Ремингтон подумал, что он все-таки сможет получить денежную премию. До конца года оставалось еще несколько недель. Но он не может уехать до тех пор, пока не убедится, что Либби находится в безопасности. Хотя в этом не было ни малейшего смысла, учитывая, что отец девушки собирается забрать ее в Нью-Йорк, как только получит телеграмму от Ремингтона.
Либби поднялась и подошла к задней двери. Распахнув ее, она стояла в дверном проеме и смотрела на восходящее солнце. Свет проникал сквозь ткань ее ночной рубашки, подчеркивая женственные изгибы ее прекрасной фигурки.
– Я не могу вам платить, мистер Уокер.
В ее волосах полыхали от солнечных лучей красные и золотые искры. Они были мягкими, словно шелк. Он вспомнил, что ощутил, когда, обнимая, прижимал ее к себе. Он вспомнил, как ее теплые слезы капали прямо ему на кожу.
«Боже, помоги мне избавиться от помутнения рассудка!..»
Опираясь на костыль, он встал со стула.
– Я не жду от тебя оплаты, Либби. Я сам хочу это сделать.
Она посмотрела на него через плечо. В ее зеленых глазах читалась растерянность.
– Ваша семья будет беспокоиться, не зная, что с вами случилось.
– У меня нет семьи, – в его ответе послышалась горечь.
Она отвела взгляд в сторону.
– У меня тоже.
Между ними теперь лежало море лжи и полуправды.
Он был не тем, кем назвался. Он вовсе не был джентльменом из южных штатов, который разводил арабских скакунов на родовой плантации. Об этом позаботились война и Нортроп Вандерхоф.

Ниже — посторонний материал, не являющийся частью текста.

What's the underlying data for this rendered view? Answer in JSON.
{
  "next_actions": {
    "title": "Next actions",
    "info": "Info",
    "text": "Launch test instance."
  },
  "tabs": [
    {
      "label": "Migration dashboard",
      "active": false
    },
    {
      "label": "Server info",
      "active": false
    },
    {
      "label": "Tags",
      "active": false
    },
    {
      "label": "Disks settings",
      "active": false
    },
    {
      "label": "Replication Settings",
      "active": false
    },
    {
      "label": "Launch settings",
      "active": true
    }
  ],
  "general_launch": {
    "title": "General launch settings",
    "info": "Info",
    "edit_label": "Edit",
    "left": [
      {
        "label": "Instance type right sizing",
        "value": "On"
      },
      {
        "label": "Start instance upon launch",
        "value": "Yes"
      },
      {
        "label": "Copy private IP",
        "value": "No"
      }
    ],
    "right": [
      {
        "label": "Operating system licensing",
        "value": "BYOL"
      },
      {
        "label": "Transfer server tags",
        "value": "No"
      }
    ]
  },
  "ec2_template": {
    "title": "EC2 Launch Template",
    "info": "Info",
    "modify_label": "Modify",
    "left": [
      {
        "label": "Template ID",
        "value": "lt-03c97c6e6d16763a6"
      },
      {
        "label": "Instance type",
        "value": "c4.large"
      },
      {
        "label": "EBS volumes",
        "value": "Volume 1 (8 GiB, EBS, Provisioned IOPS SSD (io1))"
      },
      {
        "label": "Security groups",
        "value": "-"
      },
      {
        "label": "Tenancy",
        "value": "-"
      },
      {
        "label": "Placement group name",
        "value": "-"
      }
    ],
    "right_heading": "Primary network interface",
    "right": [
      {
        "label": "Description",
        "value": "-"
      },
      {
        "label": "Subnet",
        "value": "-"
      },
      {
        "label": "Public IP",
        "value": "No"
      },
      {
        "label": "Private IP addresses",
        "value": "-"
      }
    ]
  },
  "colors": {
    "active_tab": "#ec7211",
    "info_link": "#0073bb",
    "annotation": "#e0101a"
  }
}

Но и она была не той, за кого себя выдавала. У нее было иное имя, иной дом и семья, к которой она могла вернуться.
Однако в этот момент ему казалось, что вся эта ложь не имеет никакого значения. Перед ним стояла молодая женщина, которой он очень хотел помочь.
Помочь ей и что потом?
На этот вопрос у Ремингтона не было ответа, и сейчас он совершенно не желал искать никаких ответов.
7
Нортроп откинулся на спинку обитого кожей кресла.
– Итак, О’Рейли, желаете взяться за это дело?
Он далее представить себе не мог, чтобы этот человек отказался. Правда, Вандерхоф предложил ему лишь незначительную часть денег, которые обещал заплатить Ремингтону Уокеру, но все-таки куда больше, чем стоил любой ирландец. Нортроп даже внимания не обратил бы на этого парня, если бы Гил О’Рейли не был рекомендован ему несколькими весьма уважаемыми людьми.
– Значит, вы желаете, чтобы я искал не вашу дочь, а детектива, которого вы уже наняли, чтобы ее разыскать. Я правильно вас понял, сэр?
Идиот.
– Да, совершенно правильно.
– У этого детектива есть имя?
Нортроп заскрежетал зубами.
– Конечно, есть, – огрызнулся он. – Ремингтон Уокер.
О’Рейли низко и длинно свистнул.
– Так вы самого мистера Уокера наняли? – Он поднялся со стула. – Я поступлю нечестно, если возьму ваши денежки, мистер Вандерхоф. Ремингтон Уокер – лучший агент из тех, что когда-либо работали у Пинкертона. Хотя я и не имел чести лично с ним познакомиться, но хорошо знаю, какой прекрасной репутацией он пользуется. У него настоящий нюх на розыски пропавших, вот что! Он найдет вашу дочь, если ее вообще возможно найти. А как только он что-либо узнает, то обязательно с вами свяжется. Я могу поклясться в этом на могиле моей дражайшей матушки.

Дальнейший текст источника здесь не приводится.